Los Angeles City Attorney Mike Feuer joined California Attorney General Xavier Becerra and a coalition of district attorneys in filing a lawsuit Monday against the country’s largest senior living facility operator for allegedly ignoring laws regarding discharging patients and reporting false information to the Centers for Medicare and Medicaid.
The suit alleges Tennessee-based Brookdale Senior Living Inc., which operates 10 skilled nursing facilities in California, gave false information to CMS to misrepresent quality of care and increase “star ratings” to attract prospective patients and their families.
The plaintiffs also allege that Brookdale failed to notify its patients and families of transfers and discharges in accordance with the law, which requires to give notice at least 30 days in advance or as soon as practicable. Instead, the suit alleges, Brookdale patients’ health was endangered and families were left scrambling to find other places to provide care to their loved ones.
A Brookdale Senior Living representative was not immediately able for comment.
“Coming in the wake of the settlement we just announced in a major case against a different nursing home — alleging unlawful discharge of patients during COVID, and patient neglect — this action underscores that we’re deeply committed to the safety and protection of these patients,” Feuer said.
“They could be our parents or grandparents,” he said. “Today, prosecutors up and down the state emphasize we’ll hold nursing home operators accountable for how they treat their patients, who are more vulnerable than ever during the pandemic.”
The lawsuit alleges that Brookdale falsified information to CMS, which uses a scale of one to five stars to rate facilities on several quality measures. Those ratings are posed on the CMS website and help families choose a quality facility. Broodale was awarded four- and five-star ratings after it allegedly over-reported its nursing staff hours, according to the complaint.
“We are holding Brookdale accountable for artificially increasing its profits by cutting corners when transferring or discharging its patients. It lured individuals to its facilities through false promises about providing the highest quality care,” Becerra alleged.
“Choosing a skilled nursing facility is no simple task. Seniors, people with disabilities and their families rely heavily on accurate data to make that decision,” he said. “Californians have been directly impacted by Brookdale’s behavior. We will ensure that they face consequences for violating the public’s trust.”
The coalition, which includes district attorneys from Kern, Alameda, San Diego and Santa Cruz counties, alleges that Brookdale violated the Unfair Competition Law and the False Advertising Law.

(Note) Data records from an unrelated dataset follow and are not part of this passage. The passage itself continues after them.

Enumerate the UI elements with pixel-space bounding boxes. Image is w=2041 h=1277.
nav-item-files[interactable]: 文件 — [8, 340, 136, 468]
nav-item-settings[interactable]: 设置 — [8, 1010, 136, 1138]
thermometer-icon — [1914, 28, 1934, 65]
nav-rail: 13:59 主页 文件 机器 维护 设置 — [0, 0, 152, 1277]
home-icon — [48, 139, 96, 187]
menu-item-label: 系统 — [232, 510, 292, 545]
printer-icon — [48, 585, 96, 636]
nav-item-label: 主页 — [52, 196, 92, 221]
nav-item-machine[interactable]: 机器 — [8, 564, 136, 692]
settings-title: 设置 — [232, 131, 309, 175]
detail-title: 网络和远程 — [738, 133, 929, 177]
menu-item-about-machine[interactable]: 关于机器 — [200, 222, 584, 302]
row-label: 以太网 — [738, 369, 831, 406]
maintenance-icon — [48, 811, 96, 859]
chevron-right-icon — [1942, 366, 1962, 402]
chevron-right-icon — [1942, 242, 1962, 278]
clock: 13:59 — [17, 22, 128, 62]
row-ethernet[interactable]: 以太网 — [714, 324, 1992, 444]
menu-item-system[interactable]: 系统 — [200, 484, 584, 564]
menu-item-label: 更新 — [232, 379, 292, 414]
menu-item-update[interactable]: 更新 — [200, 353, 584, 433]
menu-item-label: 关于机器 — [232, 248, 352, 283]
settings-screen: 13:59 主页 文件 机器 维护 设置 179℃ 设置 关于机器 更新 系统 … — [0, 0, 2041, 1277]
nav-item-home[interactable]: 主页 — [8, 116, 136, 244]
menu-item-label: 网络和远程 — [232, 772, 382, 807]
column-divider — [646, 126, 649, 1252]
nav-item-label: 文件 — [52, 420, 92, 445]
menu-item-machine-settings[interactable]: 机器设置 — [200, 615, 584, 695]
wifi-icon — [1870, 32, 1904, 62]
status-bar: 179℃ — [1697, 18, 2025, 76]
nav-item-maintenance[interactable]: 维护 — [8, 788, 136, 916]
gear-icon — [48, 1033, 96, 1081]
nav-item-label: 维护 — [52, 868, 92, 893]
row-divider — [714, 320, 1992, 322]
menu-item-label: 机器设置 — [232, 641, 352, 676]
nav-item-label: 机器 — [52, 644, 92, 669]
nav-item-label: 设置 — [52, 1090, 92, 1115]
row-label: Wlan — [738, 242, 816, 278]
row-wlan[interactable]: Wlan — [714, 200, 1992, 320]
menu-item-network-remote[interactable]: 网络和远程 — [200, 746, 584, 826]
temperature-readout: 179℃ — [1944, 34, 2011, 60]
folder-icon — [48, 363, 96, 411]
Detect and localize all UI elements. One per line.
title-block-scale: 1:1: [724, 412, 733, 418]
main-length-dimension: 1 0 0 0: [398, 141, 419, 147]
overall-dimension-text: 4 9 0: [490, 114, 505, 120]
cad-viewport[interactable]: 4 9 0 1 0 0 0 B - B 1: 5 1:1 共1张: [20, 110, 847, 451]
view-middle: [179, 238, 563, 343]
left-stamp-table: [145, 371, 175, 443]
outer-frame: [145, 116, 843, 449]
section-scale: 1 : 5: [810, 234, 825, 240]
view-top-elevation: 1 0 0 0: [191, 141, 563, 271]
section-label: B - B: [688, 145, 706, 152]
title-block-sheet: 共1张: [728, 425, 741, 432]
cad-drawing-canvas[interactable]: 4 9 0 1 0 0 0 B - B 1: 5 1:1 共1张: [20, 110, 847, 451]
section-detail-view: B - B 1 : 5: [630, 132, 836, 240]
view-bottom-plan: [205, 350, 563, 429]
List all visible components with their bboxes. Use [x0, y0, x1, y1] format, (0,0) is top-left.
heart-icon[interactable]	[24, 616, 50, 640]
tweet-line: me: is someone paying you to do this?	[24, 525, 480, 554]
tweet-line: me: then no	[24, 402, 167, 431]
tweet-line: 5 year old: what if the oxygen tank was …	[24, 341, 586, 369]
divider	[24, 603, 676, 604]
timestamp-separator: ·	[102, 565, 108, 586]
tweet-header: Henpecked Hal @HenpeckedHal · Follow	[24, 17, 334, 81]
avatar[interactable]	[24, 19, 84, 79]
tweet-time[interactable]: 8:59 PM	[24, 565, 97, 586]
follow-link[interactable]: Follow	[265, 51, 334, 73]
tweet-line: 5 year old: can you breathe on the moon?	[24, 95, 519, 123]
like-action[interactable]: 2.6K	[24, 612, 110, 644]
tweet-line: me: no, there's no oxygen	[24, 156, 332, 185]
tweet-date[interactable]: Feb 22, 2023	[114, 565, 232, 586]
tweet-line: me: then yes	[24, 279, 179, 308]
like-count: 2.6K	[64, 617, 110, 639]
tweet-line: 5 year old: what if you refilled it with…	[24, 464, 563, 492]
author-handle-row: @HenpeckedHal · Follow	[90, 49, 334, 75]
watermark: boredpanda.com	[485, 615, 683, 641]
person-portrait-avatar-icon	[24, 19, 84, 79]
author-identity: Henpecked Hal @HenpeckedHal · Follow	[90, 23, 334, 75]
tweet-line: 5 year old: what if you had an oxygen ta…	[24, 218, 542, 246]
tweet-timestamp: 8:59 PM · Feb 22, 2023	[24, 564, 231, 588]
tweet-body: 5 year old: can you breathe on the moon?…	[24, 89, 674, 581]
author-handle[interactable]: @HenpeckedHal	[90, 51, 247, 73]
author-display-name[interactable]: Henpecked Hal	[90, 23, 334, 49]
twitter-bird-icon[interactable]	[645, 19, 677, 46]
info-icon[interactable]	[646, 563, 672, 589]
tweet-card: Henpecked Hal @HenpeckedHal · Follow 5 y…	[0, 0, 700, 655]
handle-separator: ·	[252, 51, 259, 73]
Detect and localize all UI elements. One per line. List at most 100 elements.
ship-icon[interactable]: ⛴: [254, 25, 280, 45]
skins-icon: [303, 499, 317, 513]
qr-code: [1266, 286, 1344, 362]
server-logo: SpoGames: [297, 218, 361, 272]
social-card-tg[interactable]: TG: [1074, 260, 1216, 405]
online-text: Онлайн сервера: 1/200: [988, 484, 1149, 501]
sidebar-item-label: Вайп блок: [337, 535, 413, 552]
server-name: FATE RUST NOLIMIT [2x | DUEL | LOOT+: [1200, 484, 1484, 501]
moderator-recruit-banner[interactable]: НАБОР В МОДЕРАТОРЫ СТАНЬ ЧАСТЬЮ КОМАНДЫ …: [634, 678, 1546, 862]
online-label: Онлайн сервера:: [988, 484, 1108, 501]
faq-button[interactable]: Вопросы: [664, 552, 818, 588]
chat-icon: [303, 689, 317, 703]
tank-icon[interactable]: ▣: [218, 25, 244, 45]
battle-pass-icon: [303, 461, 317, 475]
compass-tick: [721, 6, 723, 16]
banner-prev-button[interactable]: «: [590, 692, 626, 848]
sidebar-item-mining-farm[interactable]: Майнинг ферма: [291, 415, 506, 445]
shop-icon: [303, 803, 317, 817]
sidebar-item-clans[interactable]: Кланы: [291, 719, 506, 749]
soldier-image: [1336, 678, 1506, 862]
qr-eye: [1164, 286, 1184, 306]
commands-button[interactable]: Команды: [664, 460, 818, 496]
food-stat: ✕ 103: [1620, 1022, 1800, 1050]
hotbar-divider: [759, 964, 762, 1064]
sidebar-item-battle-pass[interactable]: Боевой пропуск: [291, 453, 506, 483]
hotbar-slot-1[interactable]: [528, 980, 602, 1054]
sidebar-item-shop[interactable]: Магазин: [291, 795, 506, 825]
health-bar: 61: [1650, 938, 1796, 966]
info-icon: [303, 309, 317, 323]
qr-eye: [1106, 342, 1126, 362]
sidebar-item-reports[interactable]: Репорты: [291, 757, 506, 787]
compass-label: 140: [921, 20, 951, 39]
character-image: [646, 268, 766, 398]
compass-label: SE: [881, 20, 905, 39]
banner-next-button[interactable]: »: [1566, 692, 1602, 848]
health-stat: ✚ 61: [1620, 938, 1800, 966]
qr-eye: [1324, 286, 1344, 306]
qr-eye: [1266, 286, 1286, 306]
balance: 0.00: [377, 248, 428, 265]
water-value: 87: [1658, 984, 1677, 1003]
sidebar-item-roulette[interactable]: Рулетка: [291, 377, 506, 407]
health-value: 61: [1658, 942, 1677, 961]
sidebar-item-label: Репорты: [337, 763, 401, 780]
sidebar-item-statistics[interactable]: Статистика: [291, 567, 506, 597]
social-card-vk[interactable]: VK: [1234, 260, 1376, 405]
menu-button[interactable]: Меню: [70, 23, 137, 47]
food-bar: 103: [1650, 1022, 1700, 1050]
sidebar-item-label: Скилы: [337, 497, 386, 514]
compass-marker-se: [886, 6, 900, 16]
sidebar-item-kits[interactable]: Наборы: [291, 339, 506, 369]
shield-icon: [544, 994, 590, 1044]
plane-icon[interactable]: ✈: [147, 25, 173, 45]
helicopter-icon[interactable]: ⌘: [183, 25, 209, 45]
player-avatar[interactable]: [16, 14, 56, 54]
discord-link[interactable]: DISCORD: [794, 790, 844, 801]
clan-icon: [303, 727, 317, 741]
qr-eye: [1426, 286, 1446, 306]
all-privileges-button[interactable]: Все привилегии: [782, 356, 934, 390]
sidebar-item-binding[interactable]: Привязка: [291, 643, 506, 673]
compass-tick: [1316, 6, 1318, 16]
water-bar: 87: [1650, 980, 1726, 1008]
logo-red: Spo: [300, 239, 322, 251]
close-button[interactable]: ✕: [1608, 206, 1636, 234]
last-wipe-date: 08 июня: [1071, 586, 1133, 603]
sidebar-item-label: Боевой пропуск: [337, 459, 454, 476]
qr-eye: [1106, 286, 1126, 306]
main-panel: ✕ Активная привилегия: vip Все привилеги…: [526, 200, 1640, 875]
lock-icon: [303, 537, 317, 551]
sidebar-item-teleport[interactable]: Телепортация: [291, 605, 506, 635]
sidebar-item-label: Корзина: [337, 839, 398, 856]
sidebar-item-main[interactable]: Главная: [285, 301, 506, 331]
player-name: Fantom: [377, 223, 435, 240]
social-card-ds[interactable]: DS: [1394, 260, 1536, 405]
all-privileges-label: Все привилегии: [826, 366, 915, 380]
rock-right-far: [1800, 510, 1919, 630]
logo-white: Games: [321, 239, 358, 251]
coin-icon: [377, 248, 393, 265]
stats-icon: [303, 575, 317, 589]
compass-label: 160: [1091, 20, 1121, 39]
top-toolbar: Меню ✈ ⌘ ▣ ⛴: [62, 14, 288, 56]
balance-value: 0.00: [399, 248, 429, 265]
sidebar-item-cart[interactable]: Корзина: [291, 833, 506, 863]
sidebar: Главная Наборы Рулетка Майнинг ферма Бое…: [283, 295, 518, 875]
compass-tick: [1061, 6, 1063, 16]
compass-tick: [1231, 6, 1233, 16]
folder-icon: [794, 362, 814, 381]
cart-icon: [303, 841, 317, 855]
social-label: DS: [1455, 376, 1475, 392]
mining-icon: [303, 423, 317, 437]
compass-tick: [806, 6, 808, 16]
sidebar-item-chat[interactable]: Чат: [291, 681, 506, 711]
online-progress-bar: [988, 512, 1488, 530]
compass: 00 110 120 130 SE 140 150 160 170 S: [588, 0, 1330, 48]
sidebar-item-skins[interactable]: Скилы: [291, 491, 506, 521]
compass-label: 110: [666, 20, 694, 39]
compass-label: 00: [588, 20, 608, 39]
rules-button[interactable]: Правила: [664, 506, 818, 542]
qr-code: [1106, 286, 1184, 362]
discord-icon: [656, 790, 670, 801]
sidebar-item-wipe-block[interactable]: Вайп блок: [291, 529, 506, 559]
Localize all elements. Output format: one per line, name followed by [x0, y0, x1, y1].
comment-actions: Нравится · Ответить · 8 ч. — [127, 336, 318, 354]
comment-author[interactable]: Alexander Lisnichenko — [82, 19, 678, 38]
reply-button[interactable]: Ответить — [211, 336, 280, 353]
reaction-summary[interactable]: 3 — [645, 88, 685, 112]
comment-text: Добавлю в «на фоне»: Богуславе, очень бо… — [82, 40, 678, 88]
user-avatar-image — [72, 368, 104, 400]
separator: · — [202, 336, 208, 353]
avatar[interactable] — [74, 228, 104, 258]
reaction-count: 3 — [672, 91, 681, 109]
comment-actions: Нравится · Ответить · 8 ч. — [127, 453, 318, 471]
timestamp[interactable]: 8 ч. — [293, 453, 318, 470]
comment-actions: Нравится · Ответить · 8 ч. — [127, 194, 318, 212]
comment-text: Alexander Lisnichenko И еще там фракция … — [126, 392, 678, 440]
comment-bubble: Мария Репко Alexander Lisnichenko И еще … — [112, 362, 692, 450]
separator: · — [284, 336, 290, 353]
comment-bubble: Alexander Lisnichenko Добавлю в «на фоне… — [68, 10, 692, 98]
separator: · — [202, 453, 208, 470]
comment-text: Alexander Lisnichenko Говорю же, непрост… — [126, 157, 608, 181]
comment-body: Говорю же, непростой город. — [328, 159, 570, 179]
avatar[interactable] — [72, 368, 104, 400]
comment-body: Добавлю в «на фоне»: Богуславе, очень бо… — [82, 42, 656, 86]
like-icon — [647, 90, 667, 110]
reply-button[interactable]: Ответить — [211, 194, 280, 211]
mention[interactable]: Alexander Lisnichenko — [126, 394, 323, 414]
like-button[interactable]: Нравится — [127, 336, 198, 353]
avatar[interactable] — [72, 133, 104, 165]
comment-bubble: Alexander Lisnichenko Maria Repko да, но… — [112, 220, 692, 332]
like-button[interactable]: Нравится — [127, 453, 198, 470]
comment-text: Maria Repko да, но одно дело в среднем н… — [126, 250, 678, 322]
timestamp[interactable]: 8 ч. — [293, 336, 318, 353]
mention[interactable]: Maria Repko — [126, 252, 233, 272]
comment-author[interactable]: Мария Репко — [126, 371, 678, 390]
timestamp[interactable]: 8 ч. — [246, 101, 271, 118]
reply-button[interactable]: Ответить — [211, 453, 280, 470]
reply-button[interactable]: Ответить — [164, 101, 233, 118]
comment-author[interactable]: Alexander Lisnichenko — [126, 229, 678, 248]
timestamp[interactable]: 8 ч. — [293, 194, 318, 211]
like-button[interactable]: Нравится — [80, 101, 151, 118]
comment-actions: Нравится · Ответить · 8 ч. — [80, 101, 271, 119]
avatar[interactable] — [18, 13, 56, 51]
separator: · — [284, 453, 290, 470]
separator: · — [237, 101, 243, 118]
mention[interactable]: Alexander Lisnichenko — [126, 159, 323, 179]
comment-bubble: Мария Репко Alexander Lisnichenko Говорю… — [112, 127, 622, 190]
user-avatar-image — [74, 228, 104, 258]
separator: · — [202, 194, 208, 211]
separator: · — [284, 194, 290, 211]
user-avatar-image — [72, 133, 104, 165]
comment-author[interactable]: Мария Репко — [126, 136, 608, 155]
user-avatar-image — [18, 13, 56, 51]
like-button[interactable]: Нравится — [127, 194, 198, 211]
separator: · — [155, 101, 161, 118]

“Residents of skilled nursing facilities are often our mothers, our fathers and our grandparents who are facing challenging times in their lives. Rules designed to protect nursing facility residents must be followed to ensure the dignity, respect and compassion that residents deserve,” said Kern County District Attorney Cynthia Zimmer, who is leading the coalition.
“When companies fail to comply with these rules, they create environments that subject the most vulnerable among us to unnecessary victimization, stress, and even physical harm,” she said. “This case seeks accountability for offenders and is a reminder to all skilled nursing facilities of the importance of following rules designed to ensure the protection of vulnerable residents.”